— Нет. Нисколько.

— В противном случае ты призналась бы мне?

— Думаю, что я дала бы тебе понять.

— Спасибо. Иначе моя судьба была бы роковой. Но ты должна научиться прощать влюблённому мужчине его слабости. Ведь влюблённый всегда несносен. Ты, конечно, знала это и раньше?

Последний вопрос Мейзи не удостоила ответом, и Дик принуждён был его повторить.

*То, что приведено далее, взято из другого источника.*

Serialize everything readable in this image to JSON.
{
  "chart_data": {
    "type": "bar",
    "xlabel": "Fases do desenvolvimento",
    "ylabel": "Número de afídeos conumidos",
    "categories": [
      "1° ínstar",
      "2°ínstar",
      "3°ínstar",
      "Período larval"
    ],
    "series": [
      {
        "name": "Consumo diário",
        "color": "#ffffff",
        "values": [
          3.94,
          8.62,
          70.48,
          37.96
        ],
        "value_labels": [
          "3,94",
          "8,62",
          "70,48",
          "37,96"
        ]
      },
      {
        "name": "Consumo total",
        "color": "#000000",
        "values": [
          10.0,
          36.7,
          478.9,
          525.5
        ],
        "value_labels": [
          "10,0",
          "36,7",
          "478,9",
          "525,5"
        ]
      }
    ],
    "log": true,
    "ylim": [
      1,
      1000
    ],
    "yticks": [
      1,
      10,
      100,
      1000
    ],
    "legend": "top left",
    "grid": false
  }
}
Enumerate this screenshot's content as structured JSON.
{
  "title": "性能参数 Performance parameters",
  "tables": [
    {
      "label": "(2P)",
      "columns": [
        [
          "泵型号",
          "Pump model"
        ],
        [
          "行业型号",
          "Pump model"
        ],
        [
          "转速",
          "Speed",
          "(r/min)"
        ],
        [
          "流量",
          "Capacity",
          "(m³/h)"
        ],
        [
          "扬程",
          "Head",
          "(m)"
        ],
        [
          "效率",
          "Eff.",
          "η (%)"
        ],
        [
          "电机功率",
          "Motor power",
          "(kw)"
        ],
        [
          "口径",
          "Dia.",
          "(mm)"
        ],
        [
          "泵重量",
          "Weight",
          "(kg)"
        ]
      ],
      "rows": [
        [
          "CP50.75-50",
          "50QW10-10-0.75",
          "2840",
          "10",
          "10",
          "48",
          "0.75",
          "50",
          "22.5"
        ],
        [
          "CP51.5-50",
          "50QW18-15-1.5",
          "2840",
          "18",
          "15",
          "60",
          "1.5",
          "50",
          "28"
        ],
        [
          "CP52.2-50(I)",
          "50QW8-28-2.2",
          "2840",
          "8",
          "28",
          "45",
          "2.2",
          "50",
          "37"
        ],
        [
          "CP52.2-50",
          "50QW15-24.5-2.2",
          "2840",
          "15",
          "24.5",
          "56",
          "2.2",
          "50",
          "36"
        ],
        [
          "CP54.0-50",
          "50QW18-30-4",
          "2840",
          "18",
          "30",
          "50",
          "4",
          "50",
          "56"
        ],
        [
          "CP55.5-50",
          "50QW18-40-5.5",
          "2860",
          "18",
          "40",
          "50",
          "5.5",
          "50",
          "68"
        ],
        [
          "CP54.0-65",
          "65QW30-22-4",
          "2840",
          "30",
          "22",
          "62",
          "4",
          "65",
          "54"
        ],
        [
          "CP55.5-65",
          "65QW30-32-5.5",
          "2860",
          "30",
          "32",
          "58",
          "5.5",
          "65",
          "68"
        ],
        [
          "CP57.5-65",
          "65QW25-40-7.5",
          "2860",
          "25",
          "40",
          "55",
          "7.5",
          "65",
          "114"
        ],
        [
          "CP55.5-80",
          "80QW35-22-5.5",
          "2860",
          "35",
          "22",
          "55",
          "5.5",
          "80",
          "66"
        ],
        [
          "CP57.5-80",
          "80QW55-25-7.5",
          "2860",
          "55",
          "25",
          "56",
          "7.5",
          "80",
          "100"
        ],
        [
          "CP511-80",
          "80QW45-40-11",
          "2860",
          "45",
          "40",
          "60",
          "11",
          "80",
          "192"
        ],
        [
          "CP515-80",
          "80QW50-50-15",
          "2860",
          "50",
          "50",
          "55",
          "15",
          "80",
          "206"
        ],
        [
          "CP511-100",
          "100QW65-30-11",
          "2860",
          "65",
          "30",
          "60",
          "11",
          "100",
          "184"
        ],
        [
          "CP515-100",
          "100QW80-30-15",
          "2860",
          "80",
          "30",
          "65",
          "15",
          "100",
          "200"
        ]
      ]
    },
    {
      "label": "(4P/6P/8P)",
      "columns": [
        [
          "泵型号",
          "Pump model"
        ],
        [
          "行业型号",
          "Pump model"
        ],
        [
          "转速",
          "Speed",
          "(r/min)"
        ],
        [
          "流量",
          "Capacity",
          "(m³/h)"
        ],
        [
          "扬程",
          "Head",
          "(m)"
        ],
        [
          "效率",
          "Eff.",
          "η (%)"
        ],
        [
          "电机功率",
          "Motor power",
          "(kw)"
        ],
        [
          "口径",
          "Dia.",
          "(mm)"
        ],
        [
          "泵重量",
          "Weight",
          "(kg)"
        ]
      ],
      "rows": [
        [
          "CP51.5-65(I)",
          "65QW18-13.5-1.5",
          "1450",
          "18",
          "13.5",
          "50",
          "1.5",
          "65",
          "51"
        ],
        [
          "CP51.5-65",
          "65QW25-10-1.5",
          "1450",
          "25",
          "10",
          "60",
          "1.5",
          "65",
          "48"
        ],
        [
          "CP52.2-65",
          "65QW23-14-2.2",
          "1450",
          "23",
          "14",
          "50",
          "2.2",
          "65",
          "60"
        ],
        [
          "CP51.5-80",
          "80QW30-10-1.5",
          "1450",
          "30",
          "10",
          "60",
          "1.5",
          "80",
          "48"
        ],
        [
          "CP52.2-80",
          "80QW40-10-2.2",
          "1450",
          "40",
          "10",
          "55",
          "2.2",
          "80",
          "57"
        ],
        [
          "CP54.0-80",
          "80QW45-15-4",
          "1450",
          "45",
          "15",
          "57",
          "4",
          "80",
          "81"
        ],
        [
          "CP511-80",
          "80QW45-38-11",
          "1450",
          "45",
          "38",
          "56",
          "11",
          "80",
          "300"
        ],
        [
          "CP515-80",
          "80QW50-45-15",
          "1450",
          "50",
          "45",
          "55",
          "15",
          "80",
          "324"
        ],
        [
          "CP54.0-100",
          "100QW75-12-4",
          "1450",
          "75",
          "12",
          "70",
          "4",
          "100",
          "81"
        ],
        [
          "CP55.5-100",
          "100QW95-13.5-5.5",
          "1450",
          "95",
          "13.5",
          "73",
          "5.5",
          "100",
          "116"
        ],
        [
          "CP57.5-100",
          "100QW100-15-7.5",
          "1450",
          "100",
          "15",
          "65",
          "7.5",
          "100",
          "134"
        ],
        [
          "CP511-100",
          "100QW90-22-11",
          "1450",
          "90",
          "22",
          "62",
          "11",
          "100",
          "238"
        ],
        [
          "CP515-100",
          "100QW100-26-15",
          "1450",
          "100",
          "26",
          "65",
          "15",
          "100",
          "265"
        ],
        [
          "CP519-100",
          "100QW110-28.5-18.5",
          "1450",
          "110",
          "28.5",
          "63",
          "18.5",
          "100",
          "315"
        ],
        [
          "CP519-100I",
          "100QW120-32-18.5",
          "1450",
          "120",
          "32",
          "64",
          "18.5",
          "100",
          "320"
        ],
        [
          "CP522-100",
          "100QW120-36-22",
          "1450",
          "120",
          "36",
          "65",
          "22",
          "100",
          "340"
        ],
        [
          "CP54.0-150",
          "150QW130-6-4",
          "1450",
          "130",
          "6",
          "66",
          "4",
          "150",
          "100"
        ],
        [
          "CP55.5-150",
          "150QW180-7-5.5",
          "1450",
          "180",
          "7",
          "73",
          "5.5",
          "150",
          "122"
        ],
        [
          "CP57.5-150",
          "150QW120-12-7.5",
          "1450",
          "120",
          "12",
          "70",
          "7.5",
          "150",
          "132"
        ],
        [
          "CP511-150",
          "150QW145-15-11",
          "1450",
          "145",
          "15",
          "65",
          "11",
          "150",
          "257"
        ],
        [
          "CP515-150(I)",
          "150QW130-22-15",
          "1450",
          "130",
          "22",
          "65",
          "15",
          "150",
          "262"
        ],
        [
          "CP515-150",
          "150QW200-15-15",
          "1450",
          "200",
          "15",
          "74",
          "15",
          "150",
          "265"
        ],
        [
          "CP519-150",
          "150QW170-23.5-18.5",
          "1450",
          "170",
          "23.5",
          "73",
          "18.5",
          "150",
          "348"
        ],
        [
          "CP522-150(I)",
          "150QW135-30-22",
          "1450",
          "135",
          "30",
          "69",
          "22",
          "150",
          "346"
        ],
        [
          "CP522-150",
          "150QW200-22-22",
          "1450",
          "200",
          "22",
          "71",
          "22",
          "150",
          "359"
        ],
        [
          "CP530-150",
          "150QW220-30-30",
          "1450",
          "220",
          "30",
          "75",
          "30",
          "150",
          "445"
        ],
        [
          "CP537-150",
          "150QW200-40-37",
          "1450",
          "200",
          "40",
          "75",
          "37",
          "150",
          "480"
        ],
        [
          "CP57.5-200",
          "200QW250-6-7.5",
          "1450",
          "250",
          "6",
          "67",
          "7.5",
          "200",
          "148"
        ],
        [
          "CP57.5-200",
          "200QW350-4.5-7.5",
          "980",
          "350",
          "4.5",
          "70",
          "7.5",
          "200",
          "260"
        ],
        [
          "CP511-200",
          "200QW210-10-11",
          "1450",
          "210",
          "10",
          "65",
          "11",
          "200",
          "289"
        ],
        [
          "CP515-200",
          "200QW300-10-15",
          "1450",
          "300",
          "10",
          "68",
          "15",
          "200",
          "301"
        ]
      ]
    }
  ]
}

— Само собой, ко мне пытались подступиться и другие мужчины. Они докучали мне, когда моя работа бывала в самом разгаре, настаивали, чтоб я их выслушивала.

— И ты выслушивала?

— Только поначалу. А они не могли понять, отчего я так равнодушна. И наперебой расхваливали мои картины, причём я все принимала за чистую монету. Я гордилась похвалами, пересказывала их Ками, и — этого я никогда не забуду — однажды Ками посмеялся надо мной.

— А ты, Мейзи, очень не любишь, когда над тобой смеются?

— Терпеть не могу. Сама я никогда не смеюсь над другими, разве только в тех случаях, когда они плохо работают. Дик, скажи честно, какого ты мнения о моих картинах — обо всех, которые видел.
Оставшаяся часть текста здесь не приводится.